Patients have suffered from delusions and developed psychosis. In one instance, a 55-year-old woman began seeing lions and monkeys in her home, before believing that a friend or family member had been replaced by an identical imposter (a Capgras delusion).

Despite tests to detect the virus in the brain tissues, Lee and team found no trace of SARS-CoV-2, but caution is advised in their report: ‘It is possible that the virus was gone by the time of death or viral copies below the detection level of our assays. “

While other studies have found traces of the virus in the brain, levels were low and appear to be rare.
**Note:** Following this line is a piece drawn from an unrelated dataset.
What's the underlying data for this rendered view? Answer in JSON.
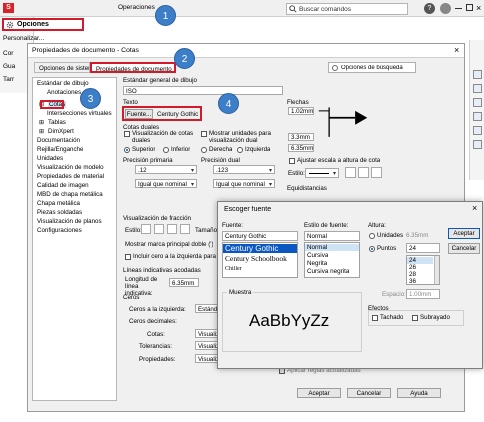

“So far, our results suggest that the damage we have seen may not have been caused by the SARS-CoV-2 virus that directly infects the brain,” said Nath. Instead, the damage could be due to the body’s inflammatory response to the virus, he explained.

Due to the low sample size and limited clinical information, the team says they cannot draw any direct conclusions yet. But their findings are consistent with EEG tests that revealed encephalopathy in COVID-19 patients – disruptions in the brain’s typical electrical activity that can mean swelling and inflammation.

It’s also consistent with studies showing that the virus can cause other dangerous immune responses that, in some cases, do even more damage than the virus itself directly does.

Researchers are concerned about the long-term effects of encephalitis on people’s health, as it is linked to memory loss and Alzheimer’s disease and some patients already have persistent neurological consequences, such as chronic fatigue and Guillain-Barré syndrome.

“We plan to investigate in the future how COVID-19 damages the blood vessels of the brain and whether it causes some of the short- and long-term symptoms that we see in patients,” said Nath.

Their report is published in the New England Journal of Medicine.